Connecticut Probate News: Former attorney, Salem probate judge sentenced to a year in prison for embezzlement

Former attorney and Salem probate judge John W. Butts was sentenced Friday to a year in prison for embezzling $431,000 from two clients during what he and his attorney described as a downward spiral into alcoholism.

Butts, 66, of Salem, had pleaded no contest to first-degree larceny in January. 

He faced up to two years in prison when he left his wife and one of his two adult sons on a bench in the gallery of a New London courtroom and stood before Superior Court Judge Hillary B. Strackbein Friday. He apologized to his clients, members of the legal profession and his family.

“I want my remorse to be known to the victims and anyone I’ve touched during my downward spiral,” Butts said.

He said he has no recollection of much of what happened during the past decade.

The Division of Criminal Justice began investigating the Sofia Kachorowsky probate case after being contacted by Norwich Probate Judge Charles K. Norris. According to an arrest warrant affidavit, Butts failed to distribute the assets from the estate and did not respond to written requests and phone calls from the Norwich probate court.

The criminal justice division and state police investigation revealed that Butts had deposited money from his client fund account — known as an Interest on Legal Trust Account and commonly referred to as an IOLTA — at Liberty Bank, into his personal account at People’s United Bank.

“I have been embarassed. I’ve been shamed. I’ve lost my standing in the community that I once had,” Butts said.

After the embezzlement was discovered in 2017, Butts went to a detoxification facility, completed a six month intensive outpatient program and has become involved in Alcoholics Anonymous, according to testimony. He surrendered his license to practice law, which had been suspended.

Prosecutor Kevin Shay said it was a difficult case because it involved an attorney who had breached the trust of his clients, and that the state’s position has always been that a period of incarceration is warranted. Shay said the proposed sentence of 10 years in prison, suspended after two years served, followed by five years probation fell in the mid-range of similar cases. He acknowledged that letters and a sentencing memorandum submitted by Butts’ attorney, Patrick A. Cosgrove, had given him a fuller picture of a good man whose career as an attorney ended badly.

Shay said both of the clients have been reimbursed, in part by Butts and in part by a state Client Security Fund that reimburses clients who have lost money or property due to the dishonest conduct of an attorney. Butts will be required to repay the Client Security Fund $277,000 if he receives a windfall.

Butts had been highly regarded as an attorney, probate judge and small claims commissioner and had been active in Salem town affiars, said Cosgrove, his attorney. His underlying alcohol addiction was triggered in 2007 when one of his sons was involved in a horrific accident, Cosgrove said, and continued with the subsequent crash of the real estate market, which had provided Butts with much of his business.

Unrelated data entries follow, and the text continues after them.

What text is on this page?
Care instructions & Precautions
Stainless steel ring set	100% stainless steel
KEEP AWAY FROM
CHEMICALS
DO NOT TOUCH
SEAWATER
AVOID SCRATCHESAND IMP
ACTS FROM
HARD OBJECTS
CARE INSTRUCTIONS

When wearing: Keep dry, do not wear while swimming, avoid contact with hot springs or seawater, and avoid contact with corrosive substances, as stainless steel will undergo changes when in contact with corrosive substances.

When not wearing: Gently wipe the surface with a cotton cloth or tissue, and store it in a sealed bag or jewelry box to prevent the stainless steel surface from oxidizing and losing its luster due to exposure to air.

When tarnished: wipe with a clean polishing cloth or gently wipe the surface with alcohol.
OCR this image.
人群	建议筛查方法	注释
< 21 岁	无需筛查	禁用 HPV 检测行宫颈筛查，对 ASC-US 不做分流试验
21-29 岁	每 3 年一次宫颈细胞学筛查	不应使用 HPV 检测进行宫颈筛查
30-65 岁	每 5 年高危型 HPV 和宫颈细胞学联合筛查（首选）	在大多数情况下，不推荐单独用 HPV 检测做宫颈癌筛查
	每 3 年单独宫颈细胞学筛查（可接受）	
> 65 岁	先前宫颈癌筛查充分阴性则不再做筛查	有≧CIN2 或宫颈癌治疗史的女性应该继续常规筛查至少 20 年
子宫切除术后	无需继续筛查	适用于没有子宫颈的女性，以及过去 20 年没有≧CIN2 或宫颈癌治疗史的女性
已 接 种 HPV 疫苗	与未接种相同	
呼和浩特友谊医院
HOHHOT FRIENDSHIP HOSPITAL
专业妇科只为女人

Judge Strackbein said when lawyers violate the trust of clients, it saddens everyone in the profession. She said people don’t realize the pain and danger associated with alcohol. She said she was willing to come off the two year sentence based on all the positive information she had received, but that a period of incarceration is necessary.

“A message has to go out to lawyers and public that we as a society cannot tolerate a flagrant breach of responsibility,” Strackbein said.

She ordered Butts to perform 100 hours of community service while on probation, continue his involvement with AA and cooperate with probation officials if they decide a substance abuse evaluation and treatment is necessary.

Butts thanked his attorney, handed his necktie to a marshal to return to his family and walked toward the courthouse lockup.